In May this year, the guidelines were launched as a standard by the Round Table on Information Access for People with Print Disability, the standards-setting organisation for accessible formats production.
Sonali Marathe, Round Table president and manager of accessibility and inclusion at not-for-profit organisation NextSense, which supports people who are deaf or hard of hearing, blind or have low vision, says keeping pace with emerging technologies to explore new accessibility options opened numerous new unexplored avenues for learning and teaching for students living with disability.
“The 3D printed models can help students who are blind get spatial and dimensional understanding of things that they may have never experienced before, for example, for the first time ever students are learning different architectural concepts through 3D printed models of the Burj Khalifa, Taj Mahal and the Statue of Liberty,” Marathe says.
“In addition to educational materials they also have an opportunity to be included in games through objects such as tactile dice and noughts and crosses.”
“Though there is a lot of information available about 3D printing generally, the accessibility-specific information in these guidelines about how to design and use 3D prints for the blind and low vision community has never been available before. We hope these standards are shared and adopted by as many organisations and people across the world as possible.”
Sarah Hayman is a teacher and producer from the Victorian Department of Education’s Statewide Vision Resource Centre, and says 3D printed tools are starting to be seen as a must-have, adding to the broader wheelhouse of options for kids to access.
“Models printed with the help of this information are not only helping blind students to access the curriculum but they are also helping the students to be included in mainstream classrooms,” Hayman says.
“The guidelines have been helpful to design my own tools and also to direct other people to consider accessibility when they are 3D printing teaching materials.”
Adrian Riessen is an Orientation and Mobility Teacher at the South Australian School and Services for Vision Impaired (SASSVI) and he is also the founder of a 3D printing club for students at SASSVI.

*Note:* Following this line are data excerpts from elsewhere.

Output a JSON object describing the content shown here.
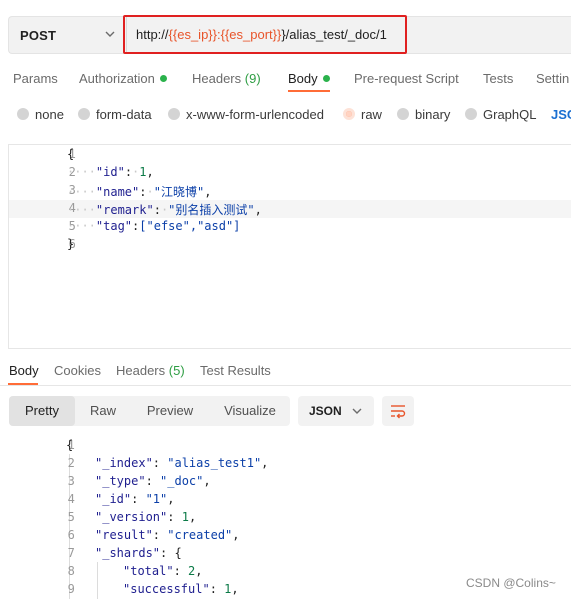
{
  "request": {
    "method": "POST",
    "url_prefix": "http://",
    "url_var1": "{{es_ip}}",
    "url_colon": ":",
    "url_var2": "{{es_port}}",
    "url_suffix": "}/alias_test/_doc/1"
  },
  "tabs": [
    {
      "label": "Params"
    },
    {
      "label": "Authorization"
    },
    {
      "label": "Headers",
      "count": "(9)"
    },
    {
      "label": "Body"
    },
    {
      "label": "Pre-request Script"
    },
    {
      "label": "Tests"
    },
    {
      "label": "Settin"
    }
  ],
  "body_types": [
    {
      "label": "none"
    },
    {
      "label": "form-data"
    },
    {
      "label": "x-www-form-urlencoded"
    },
    {
      "label": "raw"
    },
    {
      "label": "binary"
    },
    {
      "label": "GraphQL"
    },
    {
      "label": "JSC"
    }
  ],
  "request_body": {
    "line_numbers": [
      "1",
      "2",
      "3",
      "4",
      "5",
      "6"
    ],
    "l1": "{",
    "l2_key": "\"id\"",
    "l2_val": "1",
    "l3_key": "\"name\"",
    "l3_val": "\"江晓博\"",
    "l4_key": "\"remark\"",
    "l4_val": "\"别名插入测试\"",
    "l5_key": "\"tag\"",
    "l5_val": "[\"efse\",\"asd\"]",
    "l6": "}"
  },
  "response_tabs": [
    {
      "label": "Body"
    },
    {
      "label": "Cookies"
    },
    {
      "label": "Headers",
      "count": "(5)"
    },
    {
      "label": "Test Results"
    }
  ],
  "view_modes": {
    "pretty": "Pretty",
    "raw": "Raw",
    "preview": "Preview",
    "visualize": "Visualize"
  },
  "format": "JSON",
  "response_body": {
    "line_numbers": [
      "1",
      "2",
      "3",
      "4",
      "5",
      "6",
      "7",
      "8",
      "9"
    ],
    "l1": "{",
    "l2_key": "\"_index\"",
    "l2_val": "\"alias_test1\"",
    "l3_key": "\"_type\"",
    "l3_val": "\"_doc\"",
    "l4_key": "\"_id\"",
    "l4_val": "\"1\"",
    "l5_key": "\"_version\"",
    "l5_val": "1",
    "l6_key": "\"result\"",
    "l6_val": "\"created\"",
    "l7_key": "\"_shards\"",
    "l7_val": "{",
    "l8_key": "\"total\"",
    "l8_val": "2",
    "l9_key": "\"successful\"",
    "l9_val": "1"
  },
  "watermark": "CSDN @Colins~",
  "colors": {
    "accent": "#ff6c37",
    "url_highlight": "#e02020",
    "variable": "#e8542a",
    "status_dot": "#2bb24c"
  }
}
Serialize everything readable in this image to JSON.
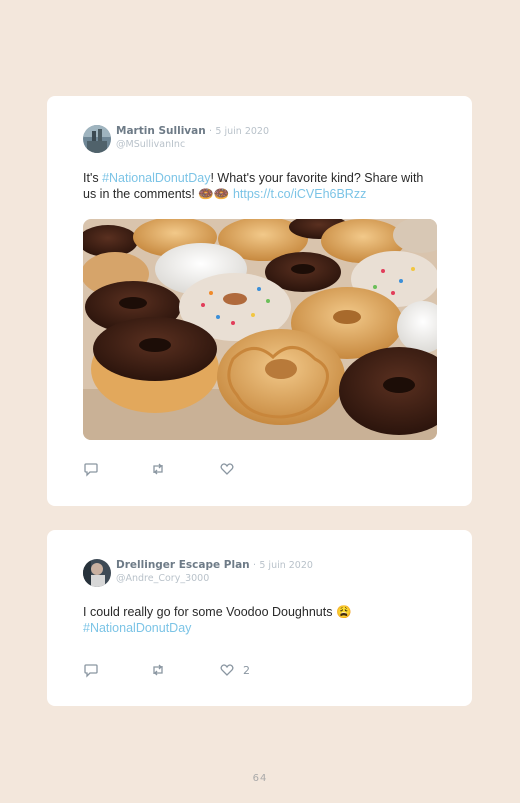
{
  "tweets": [
    {
      "author_name": "Martin Sullivan",
      "separator": "·",
      "date": "5 juin 2020",
      "handle": "@MSullivanInc",
      "text_before": "It's ",
      "hashtag": "#NationalDonutDay",
      "text_after": "! What's your favorite kind? Share with us in the comments! ",
      "emoji": "🍩🍩",
      "link": "https://t.co/iCVEh6BRzz",
      "image_description_icon": "donut-photo",
      "reply_icon": "reply-icon",
      "retweet_icon": "retweet-icon",
      "like_icon": "heart-icon",
      "like_count": ""
    },
    {
      "author_name": "Drellinger Escape Plan",
      "separator": "·",
      "date": "5 juin 2020",
      "handle": "@Andre_Cory_3000",
      "text_before": "I could really go for some Voodoo Doughnuts ",
      "emoji": "😩",
      "hashtag": "#NationalDonutDay",
      "reply_icon": "reply-icon",
      "retweet_icon": "retweet-icon",
      "like_icon": "heart-icon",
      "like_count": "2"
    }
  ],
  "page_number": "64",
  "colors": {
    "background": "#f3e7dc",
    "card": "#ffffff",
    "link": "#7cc4e6",
    "name": "#6e7b87",
    "muted": "#b9c2ca"
  }
}
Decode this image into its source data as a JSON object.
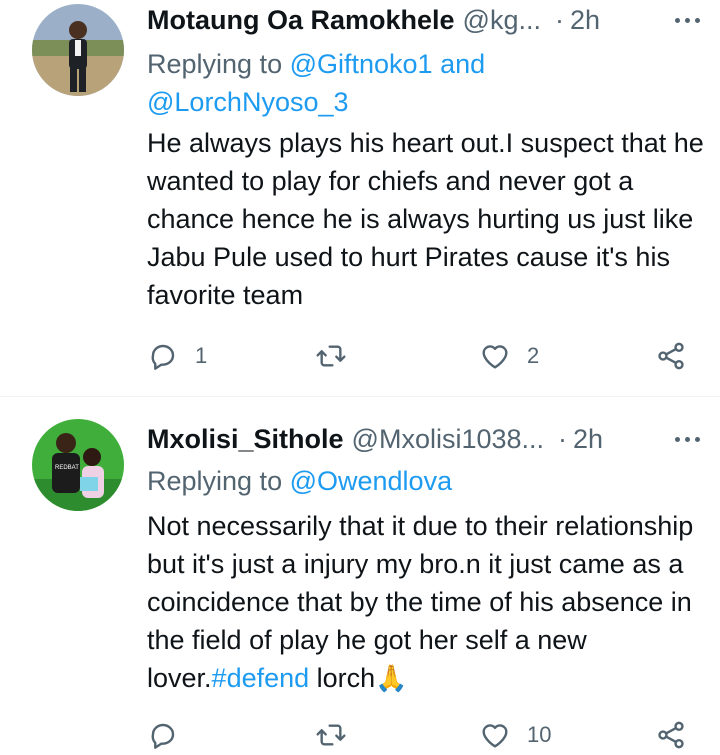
{
  "tweets": [
    {
      "name": "Motaung Oa Ramokhele",
      "handle": "@kg...",
      "dot": "·",
      "time": "2h",
      "replying_prefix": "Replying to ",
      "mention_1": "@Giftnoko1",
      "mention_joiner": " and",
      "mention_2": "@LorchNyoso_3",
      "text": "He always plays his heart out.I suspect that he wanted to play for chiefs and never got a chance hence he is always hurting us just like Jabu Pule used to hurt Pirates cause it's his favorite team",
      "replies": "1",
      "retweets": "",
      "likes": "2"
    },
    {
      "name": "Mxolisi_Sithole",
      "handle": "@Mxolisi1038...",
      "dot": "·",
      "time": "2h",
      "replying_prefix": "Replying to ",
      "mention_1": "@Owendlova",
      "text_before_hashtag": "Not necessarily that it due to their relationship but it's just a injury my bro.n it just came as a coincidence that by the time of his absence in the field of play he got her self a new lover.",
      "hashtag": "#defend",
      "text_after_hashtag": " lorch",
      "emoji": "🙏",
      "avatar_shirt_text": "REDBAT",
      "replies": "",
      "retweets": "",
      "likes": "10"
    }
  ],
  "icons": {
    "reply": "reply-icon",
    "retweet": "retweet-icon",
    "like": "heart-icon",
    "share": "share-icon",
    "more": "more-icon"
  },
  "colors": {
    "text": "#0f1419",
    "secondary": "#536471",
    "link": "#1d9bf0",
    "divider": "#eff3f4"
  }
}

He says for students that struggle with mapping concepts, exploring something in 3D seems to take on more meaning.
“They can feel that it’s a building with a door and a window. It’s not just a square on a white sheet of paper,” Riessen says.
“These guidelines and the research project have increased the visibility of 3D printable options for use within the classroom. It has opened up more conversations within the school, Statewide Support Service, and with other providers that we work with about the potential benefits of 3D printed resources.”
The networking and sharing of ideas and projects because of this research, Riessen says, has been invaluable to developing his knowledge of 3D design and understanding possibilities for the continual improvement of access and inclusion to areas of the curriculum that are historically challenging to teach.
The new guidelines are the result of an Australian Research Council Linkage Project led by Monash University in partnership with Round Table, Department of Education Victoria, Guide Dogs Victoria, NextSense and SeeDifferently.